Schnell wie der Wind packte ich eilig meine Koffer und legte mir meine Umhängetasche um, die ich mit Mamas Hilfe ,mit einen Vergrößerungszauber ausgestattet hatte. Ziemlich nützlich, wenn man einiges an Büchern zu schleppen hat. Da diese als Handgepäck gilt, muss ich dort sämtliche Notwendigkeiten unterbringen. Also stopfte ich eine weitere Lektüre zu den dort bereits auftürmenden Büchern, mein Etui, mein Notizblock, ein paar Snacks für schlechte Zeiten, mein MP3-Player, Kopfhörer, ein Erste-Hilfe-Set; man weiß ja nie und naja Großmutters Buch.

Fertig gepackt, schleppe ich daraufhin schwermütig meine Koffer nach unten. ,,Du bist spät", sagte meine Mutter mit besorgten Blick zu mir, als ich in die Küche kam. ,,Ess erst mal dein Frühstück ", folgte darauf, als sie mir mein leckeres Frühstück reichte.

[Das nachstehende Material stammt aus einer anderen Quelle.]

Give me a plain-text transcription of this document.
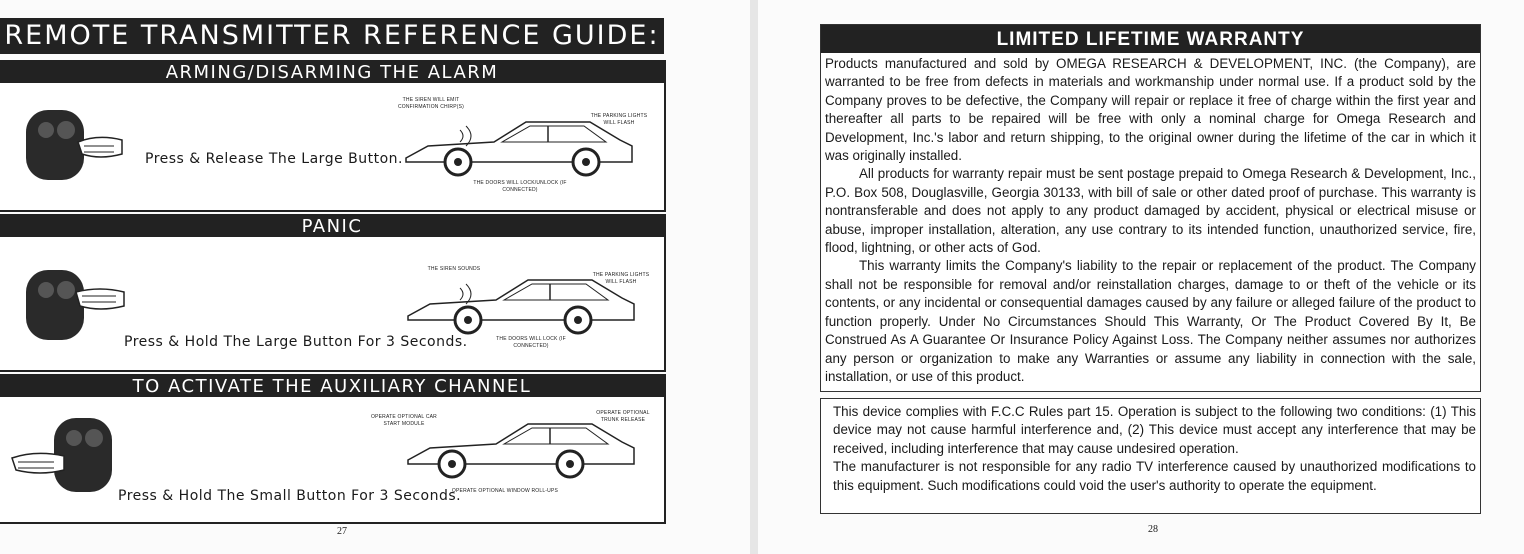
REMOTE TRANSMITTER REFERENCE GUIDE:
ARMING/DISARMING THE ALARM
Press & Release The Large Button.
THE SIREN WILL EMIT CONFIRMATION CHIRP(S)
THE PARKING LIGHTS WILL FLASH
THE DOORS WILL LOCK/UNLOCK (IF CONNECTED)
PANIC
Press & Hold The Large Button For 3 Seconds.
THE SIREN SOUNDS
THE PARKING LIGHTS WILL FLASH
THE DOORS WILL LOCK (IF CONNECTED)
TO ACTIVATE THE AUXILIARY CHANNEL
Press & Hold The Small Button For 3 Seconds.
OPERATE OPTIONAL CAR START MODULE
OPERATE OPTIONAL TRUNK RELEASE
OPERATE OPTIONAL WINDOW ROLL-UPS
27
LIMITED LIFETIME WARRANTY

Products manufactured and sold by OMEGA RESEARCH & DEVELOPMENT, INC. (the Company), are warranted to be free from defects in materials and workmanship under normal use. If a product sold by the Company proves to be defective, the Company will repair or replace it free of charge within the first year and thereafter all parts to be repaired will be free with only a nominal charge for Omega Research and Development, Inc.'s labor and return shipping, to the original owner during the lifetime of the car in which it was originally installed.

All products for warranty repair must be sent postage prepaid to Omega Research & Development, Inc., P.O. Box 508, Douglasville, Georgia 30133, with bill of sale or other dated proof of purchase. This warranty is nontransferable and does not apply to any product damaged by accident, physical or electrical misuse or abuse, improper installation, alteration, any use contrary to its intended function, unauthorized service, fire, flood, lightning, or other acts of God.

This warranty limits the Company's liability to the repair or replacement of the product. The Company shall not be responsible for removal and/or reinstallation charges, damage to or theft of the vehicle or its contents, or any incidental or consequential damages caused by any failure or alleged failure of the product to function properly. Under No Circumstances Should This Warranty, Or The Product Covered By It, Be Construed As A Guarantee Or Insurance Policy Against Loss. The Company neither assumes nor authorizes any person or organization to make any Warranties or assume any liability in connection with the sale, installation, or use of this product.

This device complies with F.C.C Rules part 15. Operation is subject to the following two conditions: (1) This device may not cause harmful interference and, (2) This device must accept any interference that may be received, including interference that may cause undesired operation.

The manufacturer is not responsible for any radio TV interference caused by unauthorized modifications to this equipment. Such modifications could void the user's authority to operate the equipment.

28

Ihre Duftwolke von frischen Kräutern und Besorgnis erregenden Chemikalien mit sich ziehend, verschwand sie auch schon wieder aus meiner Blickrichtung. Ich ließ mich auf meinem Stuhl sinken und aß mein Frühstück; Himbeeren Müsli. Mit gefüllten Magen, beendete ich mein Frühstück mit einem Glas Wasser. Zugleich kam meine Mama mit einen kleinen Päckchen wieder in die Küche. ,,Ich hab da was für dich", sagte sie euphorisch. ,,Wir, haben was für dich" korrigierte Papa sie, der hinter Mama aufgetaucht war. Er lehnt seinen Kopf an ihre Schulter und streichelt sie über die andere Schulter. ,,Na gut, von uns Beiden", sie gibt ihn ein leichten Seitenhieb, ,,aber ich habe es verpackt, denk daran, wenn du die Verpackung 'aufreißt'." Freudig nahm ich das Päckchen an und Mama löst sich kurzzeitig von Papa, ehe sie mir einen Kuss auf die Stirn gab. ,,Eine Kleinigkeit für unseren größten Schatz" ,,Danke", ich lächelte sie an.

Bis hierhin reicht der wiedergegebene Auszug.